# Aussie working short term in Philippines



## Twh (Oct 15, 2012)

Hi all, as a new user to this forum, i hope to recieve as much information as possible, and also offer advice to others after i have travelled to the philippines myself.

I will be sent to the Philippines next month by my company in Australia to carry out some work at a mine site. I will be intially in the country for one-two months, with a possibility of future trips to other various regions.

It would be great if i could get some information on;
-preffered mobile phone networks/data plans for ipad
-safe travel advice aus-manilla-davaro
-any other info that you consider worth knowing


----------



## Asian Spirit (Mar 1, 2010)

*Welcome*



Twh said:


> Hi all, as a new user to this forum, i hope to recieve as much information as possible, and also offer advice to others after i have travelled to the philippines myself.
> 
> I will be sent to the Philippines next month by my company in Australia to carry out some work at a mine site. I will be intially in the country for one-two months, with a possibility of future trips to other various regions.
> 
> ...


*Hi TWH and welcome,

Service with mobile providers here is EXTREMELY difficult to get on a post-paid plan. Would be better if your company will make arraingments for your phone service so you hopefully won't have much to deal with. Everything else is prepaid and a pain in the tail.

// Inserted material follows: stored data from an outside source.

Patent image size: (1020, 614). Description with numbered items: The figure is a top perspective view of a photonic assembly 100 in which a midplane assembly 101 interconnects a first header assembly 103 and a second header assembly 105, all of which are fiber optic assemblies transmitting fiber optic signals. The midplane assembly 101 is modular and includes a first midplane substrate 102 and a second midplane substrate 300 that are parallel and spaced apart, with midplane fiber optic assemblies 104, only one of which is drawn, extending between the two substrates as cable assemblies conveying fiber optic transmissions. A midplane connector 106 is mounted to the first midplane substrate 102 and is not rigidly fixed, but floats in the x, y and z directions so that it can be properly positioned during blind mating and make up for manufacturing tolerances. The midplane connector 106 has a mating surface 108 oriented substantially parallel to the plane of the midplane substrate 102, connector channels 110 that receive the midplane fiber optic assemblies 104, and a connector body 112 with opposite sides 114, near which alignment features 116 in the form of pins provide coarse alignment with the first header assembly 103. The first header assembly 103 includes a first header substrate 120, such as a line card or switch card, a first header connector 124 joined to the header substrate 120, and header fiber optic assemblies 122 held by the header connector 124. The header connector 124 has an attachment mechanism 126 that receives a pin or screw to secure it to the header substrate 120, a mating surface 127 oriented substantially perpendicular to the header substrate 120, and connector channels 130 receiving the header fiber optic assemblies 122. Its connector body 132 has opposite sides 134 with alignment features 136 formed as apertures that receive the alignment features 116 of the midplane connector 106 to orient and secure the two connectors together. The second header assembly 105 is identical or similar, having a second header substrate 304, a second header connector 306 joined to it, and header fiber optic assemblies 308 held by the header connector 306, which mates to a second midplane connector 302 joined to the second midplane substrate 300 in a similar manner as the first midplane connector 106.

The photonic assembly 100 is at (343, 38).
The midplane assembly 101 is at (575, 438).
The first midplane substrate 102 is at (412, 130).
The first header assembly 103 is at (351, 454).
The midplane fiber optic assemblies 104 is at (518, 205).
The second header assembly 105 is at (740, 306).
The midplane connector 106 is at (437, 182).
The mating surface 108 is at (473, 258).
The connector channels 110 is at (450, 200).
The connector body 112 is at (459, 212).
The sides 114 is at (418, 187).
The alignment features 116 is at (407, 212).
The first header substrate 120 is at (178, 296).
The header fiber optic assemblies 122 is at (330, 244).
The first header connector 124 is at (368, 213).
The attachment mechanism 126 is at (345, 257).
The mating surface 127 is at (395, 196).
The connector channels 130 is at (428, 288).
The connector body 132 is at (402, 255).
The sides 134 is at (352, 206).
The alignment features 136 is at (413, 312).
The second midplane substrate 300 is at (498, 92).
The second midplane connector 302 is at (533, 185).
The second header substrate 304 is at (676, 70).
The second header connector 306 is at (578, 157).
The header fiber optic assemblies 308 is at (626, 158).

I'll refer or defer the rest of your post to others here that are from Australia for better info than I can give.



Good luck and BE SAFE HERE. The area you are going is not particularly safe!


Gene
*


----------



## seram (Oct 12, 2011)

I am very surprised your company has not given you all this information because under work place laws they have a duty of care to advise and make sure you are in a safe work place and informed of any dangers that may occur.

For only 2 months why worry about a plan..Buy a SmartBro USB and then u can top it up for different values from 100 peso and more.. If you come back for an extended period worry about a plan then..

Get back onto your company and tell them they have a duty of care to inform you of all safety concerns...Because there are many and the most serious is your life... cheers


----------



## beyond_sunsets (Oct 18, 2012)

Please do be very careful.

I can't believe your Aussie firm would let you go somewhere in Mindanao where AU always release travel advisories which states not to go to Mindanao.

I think this is still a sensitive issue considering that Aussie who was kidnapped early this year.


----------



## Twh (Oct 15, 2012)

Twh said:


> Hi all, as a new user to this forum, i hope to recieve as much information as possible, and also offer advice to others after i have travelled to the philippines myself.
> 
> I will be sent to the Philippines next month by my company in Australia to carry out some work at a mine site. I will be intially in the country for one-two months, with a possibility of future trips to other various regions.
> 
> ...




Hi All, thank you for the replies and concern for my travel to Mindanao...

As i promised in my original post, and also to the many great people i met during my travel to the Philippines, i want to leave information that i hope can be be viewed by others who may be sent to Mindanao for work and have the same concerns/questions as i had.

One of the first things i think of when i am told by my company i am being sent to another country is "will i get phone signal to call home to my parents on Sunday nights" and "how much money should i carry on me".

Saftey is the first thing i should really be thinking of, i mean it is always on my mind and perhaps i sounded to "unconcerned with personal safety" in my original post, but my company is very new at working in these countries and are getting better at teaming up with local company's for help, assistance and information which in turn makes our job quicker with less chance of problems occurring.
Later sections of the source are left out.